Interplay of PI3K and cAMP/PKA signaling, and rapamycin-hypersensitivity in TGFβ1 enhancement of FSH-stimulated steroidogenesis in rat ovarian granulosa cells

Transforming growth factor (TGF)beta 1 facilitates FSH-induced differentiation of rat ovarian granulosa cells. The signaling crosstalk between follicle stimulating hormone (FSH) and TGF beta receptors remains unclear. This study was to investigate the interplay of cAMP/protein kinase A (PKA) and phosphatidylinositol-3-kinase (PI3K) signaling including mammalian target of rapamycin (mTOR)C1 dependence in FSH- and TGF beta 1-stimulated steroidogenesis in rat granulosa cells. To achieve this aim, inhibitors of PKA (PKAI), PI3K (wortmannin), and mTORC1 (rapamycin) were employed. PKAI and wortmannin suppressions of the FSH-increased progesterone production were partly attributed to decreased level of 3 beta-HSD, and their suppression of the FSH plus TGF beta 1 effect was attributed to the reduction of all the three key players, steroidogenic acute regulatory (StAR) protein, P450scc, and 3 beta-HSD. Further, FSH activated the PI3K pathway including increased integrin-linked kinase (ILK) activity and phosphorylation of Akt(S473), mTOR(S2481), S6K(T389), and transcription factors particularly FoxO1(S256) and FoxO3a(S253), which were reduced by wortmannin treatment but not by PKAI. Interestingly, PKAI suppression of FSH-induced phosphorylation of cAMP regulatory element-binding protein (CREB(S133)) disappeared in the presence of wortmannin, suggesting that wortmannin may affect intracellular compartmentalization of signaling molecule(s).
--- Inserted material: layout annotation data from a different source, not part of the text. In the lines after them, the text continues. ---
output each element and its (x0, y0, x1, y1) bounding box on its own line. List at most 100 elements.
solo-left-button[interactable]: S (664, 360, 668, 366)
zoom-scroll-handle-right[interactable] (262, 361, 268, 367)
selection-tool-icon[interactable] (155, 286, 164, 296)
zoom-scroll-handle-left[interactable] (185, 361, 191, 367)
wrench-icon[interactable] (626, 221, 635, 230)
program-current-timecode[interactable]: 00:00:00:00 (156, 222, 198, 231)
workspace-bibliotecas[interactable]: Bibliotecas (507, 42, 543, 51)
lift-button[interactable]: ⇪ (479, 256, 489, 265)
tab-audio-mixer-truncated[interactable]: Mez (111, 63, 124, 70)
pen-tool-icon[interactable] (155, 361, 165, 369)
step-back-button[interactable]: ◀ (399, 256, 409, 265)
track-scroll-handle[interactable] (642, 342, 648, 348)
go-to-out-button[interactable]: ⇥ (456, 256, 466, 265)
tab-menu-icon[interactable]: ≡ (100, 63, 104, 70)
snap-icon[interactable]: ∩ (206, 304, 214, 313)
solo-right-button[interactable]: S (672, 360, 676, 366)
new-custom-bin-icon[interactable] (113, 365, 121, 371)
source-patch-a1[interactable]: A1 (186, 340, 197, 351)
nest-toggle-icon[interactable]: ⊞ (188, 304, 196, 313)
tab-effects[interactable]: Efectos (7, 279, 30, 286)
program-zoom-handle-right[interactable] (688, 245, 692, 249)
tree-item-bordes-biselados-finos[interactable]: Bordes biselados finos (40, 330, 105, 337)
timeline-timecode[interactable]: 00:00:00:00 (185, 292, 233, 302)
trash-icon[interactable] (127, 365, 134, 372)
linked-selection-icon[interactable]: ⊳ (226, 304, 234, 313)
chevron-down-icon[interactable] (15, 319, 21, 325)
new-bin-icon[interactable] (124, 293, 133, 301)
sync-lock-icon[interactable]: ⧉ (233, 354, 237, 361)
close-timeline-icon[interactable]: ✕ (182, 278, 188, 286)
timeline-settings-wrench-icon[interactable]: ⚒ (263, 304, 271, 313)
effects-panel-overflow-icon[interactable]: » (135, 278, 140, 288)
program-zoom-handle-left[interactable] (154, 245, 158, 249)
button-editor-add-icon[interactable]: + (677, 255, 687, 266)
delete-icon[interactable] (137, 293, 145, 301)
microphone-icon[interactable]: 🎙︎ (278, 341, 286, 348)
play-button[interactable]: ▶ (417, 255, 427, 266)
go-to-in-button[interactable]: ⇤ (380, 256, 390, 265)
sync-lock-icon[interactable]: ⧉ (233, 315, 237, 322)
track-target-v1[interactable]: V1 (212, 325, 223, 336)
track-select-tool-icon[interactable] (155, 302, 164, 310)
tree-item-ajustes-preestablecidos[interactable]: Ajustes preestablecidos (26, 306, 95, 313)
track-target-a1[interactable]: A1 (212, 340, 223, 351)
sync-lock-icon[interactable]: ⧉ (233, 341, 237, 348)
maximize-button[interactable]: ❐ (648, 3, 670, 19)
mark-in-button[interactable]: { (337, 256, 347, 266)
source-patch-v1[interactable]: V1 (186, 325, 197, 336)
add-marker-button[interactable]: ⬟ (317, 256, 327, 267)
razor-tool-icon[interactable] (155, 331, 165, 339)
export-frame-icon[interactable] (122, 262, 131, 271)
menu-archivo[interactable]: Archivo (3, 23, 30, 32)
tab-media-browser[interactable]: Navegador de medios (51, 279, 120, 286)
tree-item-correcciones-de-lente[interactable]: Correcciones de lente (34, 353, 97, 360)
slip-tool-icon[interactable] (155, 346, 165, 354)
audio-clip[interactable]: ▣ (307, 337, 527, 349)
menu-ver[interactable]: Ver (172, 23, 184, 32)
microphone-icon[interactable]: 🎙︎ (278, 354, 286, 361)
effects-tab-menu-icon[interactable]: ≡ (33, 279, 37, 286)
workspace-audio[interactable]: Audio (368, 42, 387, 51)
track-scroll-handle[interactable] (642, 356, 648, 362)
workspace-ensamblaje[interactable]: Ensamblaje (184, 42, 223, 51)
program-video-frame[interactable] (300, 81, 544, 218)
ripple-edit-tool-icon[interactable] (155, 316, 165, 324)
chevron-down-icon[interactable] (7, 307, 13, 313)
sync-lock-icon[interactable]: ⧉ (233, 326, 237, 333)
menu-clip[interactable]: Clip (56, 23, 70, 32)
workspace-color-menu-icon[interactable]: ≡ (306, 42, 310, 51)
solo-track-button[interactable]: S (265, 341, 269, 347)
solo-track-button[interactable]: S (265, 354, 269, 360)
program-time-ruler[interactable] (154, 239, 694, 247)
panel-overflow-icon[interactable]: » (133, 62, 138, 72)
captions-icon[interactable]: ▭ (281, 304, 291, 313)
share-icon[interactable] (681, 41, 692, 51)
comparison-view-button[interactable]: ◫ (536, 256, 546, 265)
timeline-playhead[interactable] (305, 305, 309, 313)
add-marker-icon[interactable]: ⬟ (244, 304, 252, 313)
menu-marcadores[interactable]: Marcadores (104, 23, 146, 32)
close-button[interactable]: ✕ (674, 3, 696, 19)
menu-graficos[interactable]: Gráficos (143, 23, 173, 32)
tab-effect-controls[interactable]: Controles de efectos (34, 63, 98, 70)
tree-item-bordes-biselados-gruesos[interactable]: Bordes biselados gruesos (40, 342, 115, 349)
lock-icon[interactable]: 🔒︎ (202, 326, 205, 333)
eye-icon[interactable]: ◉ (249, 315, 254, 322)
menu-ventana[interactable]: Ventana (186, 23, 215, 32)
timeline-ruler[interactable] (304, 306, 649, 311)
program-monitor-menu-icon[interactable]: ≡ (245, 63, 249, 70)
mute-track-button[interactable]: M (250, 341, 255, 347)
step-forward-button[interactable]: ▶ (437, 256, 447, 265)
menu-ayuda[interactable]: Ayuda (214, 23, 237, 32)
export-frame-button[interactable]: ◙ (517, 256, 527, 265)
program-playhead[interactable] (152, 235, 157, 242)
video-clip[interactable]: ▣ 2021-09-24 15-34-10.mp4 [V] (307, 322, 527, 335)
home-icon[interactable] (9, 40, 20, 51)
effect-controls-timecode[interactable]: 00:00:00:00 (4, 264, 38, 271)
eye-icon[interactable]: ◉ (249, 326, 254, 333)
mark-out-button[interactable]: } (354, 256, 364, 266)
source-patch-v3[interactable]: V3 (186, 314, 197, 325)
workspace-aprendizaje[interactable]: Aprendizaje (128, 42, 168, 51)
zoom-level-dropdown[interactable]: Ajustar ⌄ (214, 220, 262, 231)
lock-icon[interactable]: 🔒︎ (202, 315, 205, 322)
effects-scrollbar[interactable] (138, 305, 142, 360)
In addition, TGF beta 1 had no effect on FSH-activated CREB and PI3K signaling mediators. We further found that rapamycin reduced the TGF beta 1-enhancing effect of FSH-stimulated steroidogenesis, yet it exhibited no effect on FSH action. Surprisingly, rapamycin displayed a suppressive effect at concentrations that had no effect on mTORC1 activity. Together, this study demonstrates a delicate interplay between cAMP/PKA and PI3K signaling in FSH and TGF beta 1 regulation of steroidogenesis in rat granulosa cells. Furthermore, we demonstrate for the first time that TGF beta 1 acts in a rapamycin-hypersensitive and mTORC1-independent manner in augmenting FSH-stimulated steroidogenesis in rat granulosa cells.